The Muslim Students Association (MSA) organized “Being Black and Muslim,” a roundtable discussion in Lower Herrick Feb. 26 at 7 p.m. with social activists Margari Aziza Hill and Umar Hakim, two black and Muslim-identifying individuals. MSA executive board members Karim Sharif* (junior) and Izzie Ojeda (senior) posed questions to Hill and Hakim, intending to illuminate the experiences on Occidental’s campus of those identifying as Black and Muslim. The discussion centered around issues of activism, faith and community. The Black Student Alliance (BSA) and the Office of Religious and Spiritual Life sponsored the event, and approximately 30 students attended, according to Sharif and Ojeda.
Hill is the co-founder and programming director of Muslim Anti-Racism Collaborative (MuslimArc), a professor and a writer. Hakim works with the ILM Foundation, an organization working to counter homelessness, hunger, domestic abuse and mass incarceration. Both Hill and Hakim converted to Islam in their late teens.
MSA began making arrangements for the event at the start of Fall 2016. Inspired by a Black History Month event in 2016 –– a discussion BSA organized focusing on the erasure of intersecting black and Latinx identities –– Ojeda and Sharif wanted to shed light on a topic they believe is not often discussed
“There are marginalized aspects within the black community that don’t get acknowledged. Black Muslims have contributed a lot [to the Black community] and have not been acknowledged,” Ojeda said.
Hill spoke at length about the misrepresentations of Muslims around the world and the exclusion of black Muslims from that narrative. She listed statistics: one-third of the world’s Muslims are black, fifteen percent of Muslims are sub-Saharan African, and around 19 percent are Arab. To Hill, these statistics indicate that the intersections of Islamophobia and racism are under-acknowledged. Hill used these statistics to examine the disconnect between facts and political discourse –– the amount of black Muslims around the world is huge, yet major media outlets rarely publicize their experiences.
Hill and Hakim addressed the combination of racism and Islamophobia. As an academic, Hill researches and studies four tropes of black Muslims.
“[The tropes include] the ‘jailbird jihadi,’ a radicalized Muslim inmate … the ‘burka bandit,’ a Muslim woman who uses her hijab to hide her identity and commit robberies … the ‘Somali shebab,’ a radicalized young Somali man … and the ‘undocumented West-African,’ a street vendor who is over-policed” Hill said.
Hakim’s early experiences with Islamophobia originated from his community in Compton. While growing up, Hakim first encountered Islam through the Nation of Islam, a black Muslim group that arose in the 1930s that focuses on black liberation in America through Islam. Hakim lost friends due to his faith. Some members of his community thought that converting to Islam would send him to hell. Hakim explained that after the attack on the World Trade Center in 2001, Islamophobia became ubiquitous, no longer confined to Compton.

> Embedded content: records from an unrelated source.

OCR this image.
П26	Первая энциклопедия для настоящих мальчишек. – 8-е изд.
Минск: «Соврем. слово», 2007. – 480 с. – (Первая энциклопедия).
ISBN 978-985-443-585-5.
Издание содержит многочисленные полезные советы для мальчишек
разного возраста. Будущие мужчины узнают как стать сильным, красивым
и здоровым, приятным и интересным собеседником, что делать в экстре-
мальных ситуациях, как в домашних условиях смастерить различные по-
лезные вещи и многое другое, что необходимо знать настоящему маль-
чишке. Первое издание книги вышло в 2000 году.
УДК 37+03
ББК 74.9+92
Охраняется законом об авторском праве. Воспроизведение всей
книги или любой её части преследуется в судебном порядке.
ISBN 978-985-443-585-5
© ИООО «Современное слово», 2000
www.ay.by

“I faced Islamophobia mostly from my own community because I stepped out of the Christian mindframe,” Hakim said.
Hakim recalled that when he converted to Islam, many in his community believed he was a radical. Becoming Muslim meant recognizing another form of God than the Christian God, and therefore represented a betrayal to fundamental Christian belief.

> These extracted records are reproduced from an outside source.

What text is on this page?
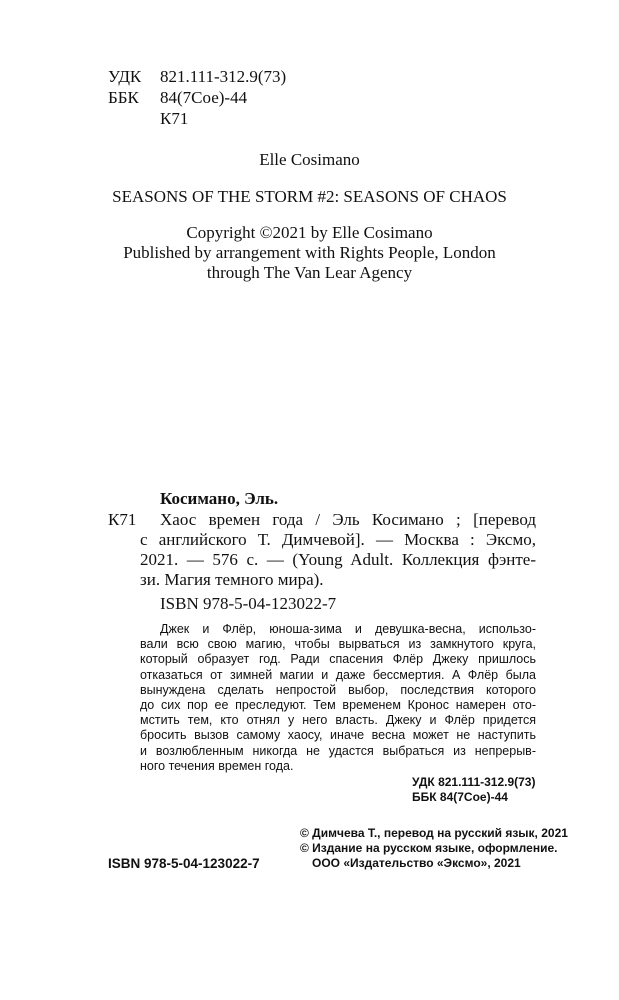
УДК 821.111-312.9(73)
ББК 84(7Сое)-44
К71
Elle Cosimano
SEASONS OF THE STORM #2: SEASONS OF CHAOS
Copyright ©2021 by Elle Cosimano
Published by arrangement with Rights People, London
through The Van Lear Agency
Косимано, Эль.
К71	Хаос времен года / Эль Косимано ; [перевод
с английского Т. Димчевой]. — Москва : Эксмо,
2021. — 576 с. — (Young Adult. Коллекция фэнте-
зи. Магия темного мира).
ISBN 978-5-04-123022-7
Джек и Флёр, юноша-зима и девушка-весна, использо-
вали всю свою магию, чтобы вырваться из замкнутого круга,
который образует год. Ради спасения Флёр Джеку пришлось
отказаться от зимней магии и даже бессмертия. А Флёр была
вынуждена сделать непростой выбор, последствия которого
до сих пор ее преследуют. Тем временем Кронос намерен ото-
мстить тем, кто отнял у него власть. Джеку и Флёр придется
бросить вызов самому хаосу, иначе весна может не наступить
и возлюбленным никогда не удастся выбраться из непрерыв-
ного течения времен года.
УДК 821.111-312.9(73)
ББК 84(7Сое)-44
© Димчева Т., перевод на русский язык, 2021
© Издание на русском языке, оформление.
ООО «Издательство «Эксмо», 2021
ISBN 978-5-04-123022-7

When questioned about which aspect of their identity is most essential to who they are, Hakim and Hill acknowledged the impossibility of choosing.
“I was black for 18 years before I was Muslim, and I can’t hide that I’m black,” Hill said.
For both Hakim and Hill, code-switching, the process of altering and emphasizing different parts of their identities depending on context, is part of daily life. Instead of seeing this as a way of betraying who he is, Hakim sees it as a balance.
“I know I’m a black man in the United States, I know I’m from Compton, I know I’m a Muslim. It’s all about remaining authentic,” Hakim said.
Ojeda and Sharif considered the event an enormous success, both because of the amount of people in attendance and the quality of the discussion. Hill and Hakim were able to play off each other’s specialties –– academic research and community outreach, respectively –– providing a well-rounded discussion.
“It was important to have an opportunity where lived experience met political ideology and academics. It was about numbers, facts, legal statuses and lived experiences,” Sharif said.
MSA altered the design of the event in light of the 2016 Presidential election to involve more education and activism. Reporters from the Atlantic and Aljazeera have criticized President Donald Trump for his Islamophobic rhetoric throughout his campaign and into his presidency. Since his executive order calling for a ban of immigrants from seven countries, legal agencies and states have sued Trump. In the current political climate, MSA is trying to balance activism with self-preservation.
“This event took on a new meaning from when we originally conceived it last year. Before, we wanted to highlight people who have traditionally been erased from a narrative … [After the election] it took on a new urgency,” Ojeda said.